La formulazione originaria dell’art. 603 bis

L’art. 603 bis c.p. viene annoverato tra i delitti contro la personalità individuale. Il bene giuridico tutelato è quindi la dignità umana.
Nella formulazione originaria l’art. 603 bis c.p. contemplava tra gli autori del reato esclusivamente il c.d. “caporale”, vale a dire colui che ricopriva il ruolo di intermediario nel reclutamento della manodopera. La fattispecie non conteneva alcun riferimento al diretto utilizzatore della manodopera, con la conseguenza che il datore di lavoro sostanziale poteva essere incriminato solo ricorrendo alla previsione del concorso di persone nel reato di cui all’art. 110 c.p. con tutte le difficoltà del caso.
In sostanza, il delitto di intermediazione illecita e sfruttamento del lavoro era costruito sulla sussistenza concomitante di tre elementi:

  1. attività di sfruttamento organizzata per l’intermediazione e per il reclutamento di manodopera. Al riguardo la giurisprudenza aveva statuito che l’attività organizzata non richiedesse necessariamente la forma associativa ma dovesse svolgersi in modo non occasionale, bensì attraverso una strutturazione dei mezzi utilizzati al fine delittuoso (cfr. Cass. pen. Sez. V, 23/11/2016, n. 6788);
  2. condotta di violenza minaccia o intimidazione perpetrata in danno ai lavoratori;
  3. lo sfruttamento e l’approfittamento dello stato di bisogno o di necessità dei lavoratori. Per la dimostrazione dello sfruttamento del lavoratore era richiesta la “sistematica” violazione degli indici probatori descritti dalla norma nei nn. 1,2,3 e 4.

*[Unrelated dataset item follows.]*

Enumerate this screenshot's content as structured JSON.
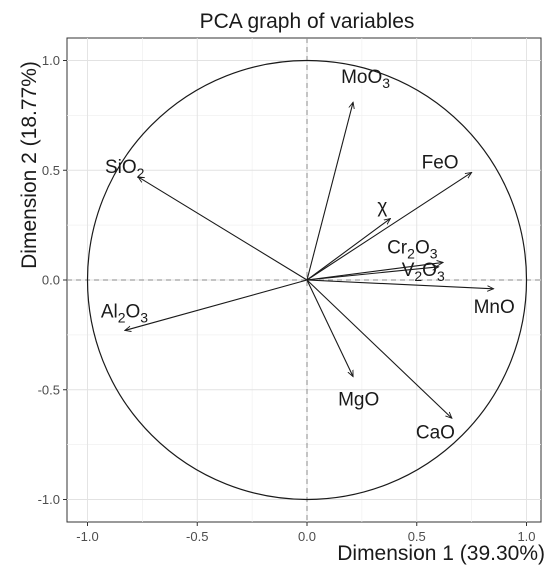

La giurisprudenza aveva costruito il rapporto tra il reato de quo e le fattispecie di somministrazione illecita e fraudolenta rispettivamente previste dall’art. 18 e 28 del D.lgs. n. 276/03 in termini graduali all’offesa arrecata al bene tutelato. In tale prospettiva la violazione delle regole relative all’accesso e alla selezione del mercato risultava punita dalle previsioni contenute nel D.lgs. n. 276 cit.. Qualora la condotta avesse assunto connotati di maggiore gravità, in quanto caratterizzata dallo sfruttamento mediante violenza, minaccia o intimidazione, approfittando dello stato di bisogno o di necessità dei lavoratori, avrebbe trovato applicazione la previsione di cui all’art. 603 bis. c.p. (cfr. Cass. pen. Sez. V, 18/12/2015, n. 16737; Cass. pen. Sez. V, 04/02/2014, n. 14591).

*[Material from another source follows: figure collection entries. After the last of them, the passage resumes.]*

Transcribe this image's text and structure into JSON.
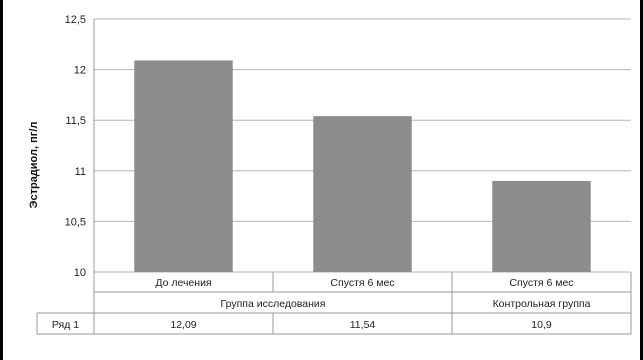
{
  "chart_data": {
    "type": "bar",
    "ylabel": "Эстрадиол, пг/л",
    "ylim": [
      10,
      12.5
    ],
    "yticks": [
      "10",
      "10,5",
      "11",
      "11,5",
      "12",
      "12,5"
    ],
    "ytick_values": [
      10,
      10.5,
      11,
      11.5,
      12,
      12.5
    ],
    "grid": true,
    "categories": [
      "До лечения",
      "Спустя 6 мес",
      "Спустя 6 мес"
    ],
    "groups": [
      {
        "label": "Группа исследования",
        "span": 2
      },
      {
        "label": "Контрольная группа",
        "span": 1
      }
    ],
    "series": [
      {
        "name": "Ряд 1",
        "values": [
          12.09,
          11.54,
          10.9
        ],
        "value_labels": [
          "12,09",
          "11,54",
          "10,9"
        ],
        "color": "#8c8c8c"
      }
    ]
  }
}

La L. n. 199/2016 di modifica dell’art. 603 bis c.p.

La L. 29 ottobre 2016 n.199 ha novellato l’art. 603 bis c.p. La riforma ha inciso su due dei tre elementi costitutivi del reato.
In primo luogo le modalità della condotta consistenti nella violenza, minaccia o intimidazione non sono più annoverate nella fattispecie basica. Tali elementi ora costituiscono una circostanza aggravante, così come prevista dal secondo comma dell’art. 603 bis c.p.. Del pari costituisce circostanza aggravante “il fatto che il numero dei lavoratori reclutati sia superiore a tre”.
In secondo luogo è stato eliminato il riferimento alla sussistenza di un’attività organizzata. Di tal che, l’attuale previsione considera intermediazione la semplice condotta di reclutamento di manodopera, la quale, pertanto, può essere posta in essere con modalità sia lecite sia illecite. Si pensi nel primo caso all’ipotesi di un’impresa che consegua l’autorizzazione all’esercizio della somministrazione di manodopera e che dietro tale schermo applichi ai lavoratori condizioni di lavoro lesive e non dignitose.
In terzo luogo per la dimostrazione dello sfruttamento del lavoratore non occorre più una sistematica violazione degli indici probatori di cui ai nn. 1, 2, 3 e 4, essendo ora sufficiente la reiterata violazione degli stessi. Ergo da un agere illecito strutturato, perché sistematico, si passa a una condotta ripetitiva, con la conseguenza che anche una duplice violazione può essere di per sé bastevole a generare sfruttamento.
In quarto luogo la novella ha inciso sul fatto tipico introducendo una nuova condotta di reato: “l’utilizzo, impiego o assunzione di manodopera” in condizioni di sfruttamento e approfittando dello stato di bisogno. In tale modo il Legislatore è intervenuto colmando la lacuna della precedente normativa che rendeva assai difficile l’incriminazione dell’utilizzatore della manodopera. Ora il testo contempla tra gli autori del fatto sia il “caporale” e cioè l’intermediario, sia colui che “utilizza, assume o impiega manodopera” sottoponendo i lavoratori a “condizioni di sfruttamento ed approfittando del loro stato di bisogno”. Ciò è stato posto in luce da un recente pronunciamento delle S.C. la quale ha affermato testualmente che “Nella formulazione attuale introdotta dalla legge n. 199/2016, l’art. 603-bis c.p., superando le perplessità alimentate dalla precedente formulazione, sanziona penalmente anche colui che utilizza o impiega a proprio beneficio le prestazioni dei lavoratori intermediati o reclutati da altri” (cfr. Cass. pen. Sez. V, 17/10/2017, n. 51634).
Vale aggiungere che l’art. 6 della L. 199/2016 ha introdotto una modifica nell’art. 25 quinquies, comma 1, lett. a) del D.lgs. 231/2001, prevedendo la responsabilità degli enti da reato anche per il delitto ex art. 603 bis c.p..
Per effetto della riduzione a circostanze aggravanti delle condotte di violenza, minaccia e intimidazione, il disvalore della condotta si concentra sulle condizioni di sfruttamento e sull’approfittamento dello stato di bisogno del lavoratore.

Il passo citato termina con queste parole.